Не дав ему договорить, Надежда бросилась перед Александром Павловичем на колени, схватила его руку своими холодеющими пальцами и заплакала:
– Не отправляйте меня в Сарапул! Прошу! Умоляю вас, ваше величество...
– Да что случилось с вами? О чём вы плачете? – Он наклонился к ней участливо.
Надежда не могла больше вымолвить ни слова. По щекам у неё бежали слёзы, губы дрожали. Государь силой поднял её с колен, дал свой носовой платок с вышитой в углу маленькой короной.
– Ну, отвечайте мне!
– Ваше величество, – всхлипывая, она посмотрела на Александра Павловича по-собачьи преданными глазами, – позвольте мне остаться...
– Где остаться?
– В армии.
– Вам?! В армии?! Что за фантазия! Нет, это совершенно невозможно! – Он отступил от Надежды на несколько шагов и пожал плечами, недоумевая, как такое могло прийти ей в голову. – Одно дело – поход. Короткая кампания, как в Пруссии, пусть даже неудачная. Но постоянная служба – это совсем другое. Не представляю, как вы сможете быть в полку...
– Но я была в полку, ваше величество. – Надежда вытерла щёки его платком. – Целых восемь месяцев. И все мои начальники написали вам, что я достойно носила мундир.
– То была война. Там некогда присматриваться друг к другу. В мирной службе все иначе. Вас разоблачат...
– Но почему?
– Потому что... – Александр Павлович взглянул на неё и запнулся.
– Разве я плохо выгляжу в форменной одежде, ваше величество? – спросила она.
Он ничего не успел ответить, как Надежда положила свою ладонь на воротник мундира. Глядя на императора, она повела очень медленно руку вниз: по белой перевязи, по малиновым лацканам на груди, по широкому кушаку, лежащему на талии, по тёмно-синим парадным панталонам, толстая и ворсистая ткань которых скрывала крутой изгиб женских бёдер.
Александр Павлович, невольно следивший за этим движением, покраснел, как обычно краснеют блондины, – мгновенно и до корней волос.
– Мундир сидит на вас прекрасно! Мне это сразу понравилось. Но есть же разные другие... обстоятельства.

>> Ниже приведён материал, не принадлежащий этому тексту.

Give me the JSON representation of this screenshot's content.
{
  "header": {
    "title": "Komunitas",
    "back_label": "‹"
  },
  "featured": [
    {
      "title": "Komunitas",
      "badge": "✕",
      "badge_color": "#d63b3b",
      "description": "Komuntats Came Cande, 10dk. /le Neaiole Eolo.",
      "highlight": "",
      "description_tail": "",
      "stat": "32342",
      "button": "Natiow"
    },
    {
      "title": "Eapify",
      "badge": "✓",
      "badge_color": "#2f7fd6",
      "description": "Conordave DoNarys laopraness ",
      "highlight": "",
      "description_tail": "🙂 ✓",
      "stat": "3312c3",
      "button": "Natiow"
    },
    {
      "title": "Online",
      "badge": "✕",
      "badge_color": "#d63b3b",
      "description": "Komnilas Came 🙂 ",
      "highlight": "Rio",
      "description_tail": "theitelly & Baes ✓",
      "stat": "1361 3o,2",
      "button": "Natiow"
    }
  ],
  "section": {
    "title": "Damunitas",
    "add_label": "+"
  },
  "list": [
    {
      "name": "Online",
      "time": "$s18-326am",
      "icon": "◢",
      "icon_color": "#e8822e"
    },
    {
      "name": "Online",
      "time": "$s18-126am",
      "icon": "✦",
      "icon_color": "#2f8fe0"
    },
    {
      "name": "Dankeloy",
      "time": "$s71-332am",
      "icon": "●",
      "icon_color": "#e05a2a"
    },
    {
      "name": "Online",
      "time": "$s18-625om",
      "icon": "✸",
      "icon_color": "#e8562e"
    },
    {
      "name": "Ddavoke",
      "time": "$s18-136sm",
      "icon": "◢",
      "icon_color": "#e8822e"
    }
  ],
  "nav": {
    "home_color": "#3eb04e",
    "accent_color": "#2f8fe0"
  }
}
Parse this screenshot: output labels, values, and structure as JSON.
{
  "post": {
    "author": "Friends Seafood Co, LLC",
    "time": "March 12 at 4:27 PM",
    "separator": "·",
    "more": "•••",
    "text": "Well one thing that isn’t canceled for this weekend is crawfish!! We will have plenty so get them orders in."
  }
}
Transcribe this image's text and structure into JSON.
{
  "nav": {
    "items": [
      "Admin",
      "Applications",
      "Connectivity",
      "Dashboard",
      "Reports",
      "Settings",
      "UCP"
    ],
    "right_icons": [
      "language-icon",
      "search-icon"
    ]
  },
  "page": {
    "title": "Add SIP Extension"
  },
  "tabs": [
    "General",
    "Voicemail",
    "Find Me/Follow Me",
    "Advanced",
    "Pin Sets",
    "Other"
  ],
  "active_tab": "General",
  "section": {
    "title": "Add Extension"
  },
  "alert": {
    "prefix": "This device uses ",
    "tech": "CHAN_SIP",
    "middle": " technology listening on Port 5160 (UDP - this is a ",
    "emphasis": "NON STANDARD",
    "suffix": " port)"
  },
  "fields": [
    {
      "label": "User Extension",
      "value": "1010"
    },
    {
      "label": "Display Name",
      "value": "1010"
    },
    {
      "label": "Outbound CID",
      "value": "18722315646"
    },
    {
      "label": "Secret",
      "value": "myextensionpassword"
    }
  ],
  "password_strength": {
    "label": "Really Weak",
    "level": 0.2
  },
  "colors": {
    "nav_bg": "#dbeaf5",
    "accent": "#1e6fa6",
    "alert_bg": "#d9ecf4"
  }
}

– Поверьте, ваше величество, каждая женщина примеряется к ним по-своему, и мне не будет трудно. Я проверила это в Польском полку.
Столь откровенные объяснения снова привели государя в замешательство, и Надежда, воспользовавшись этим, перешла в наступление:
– Позвольте мне остаться!
– Нет, это невозможно, – повторил он, но уже без прежней уверенности в голосе. – Но главное... Главное, почему вы спорите со своим монархом?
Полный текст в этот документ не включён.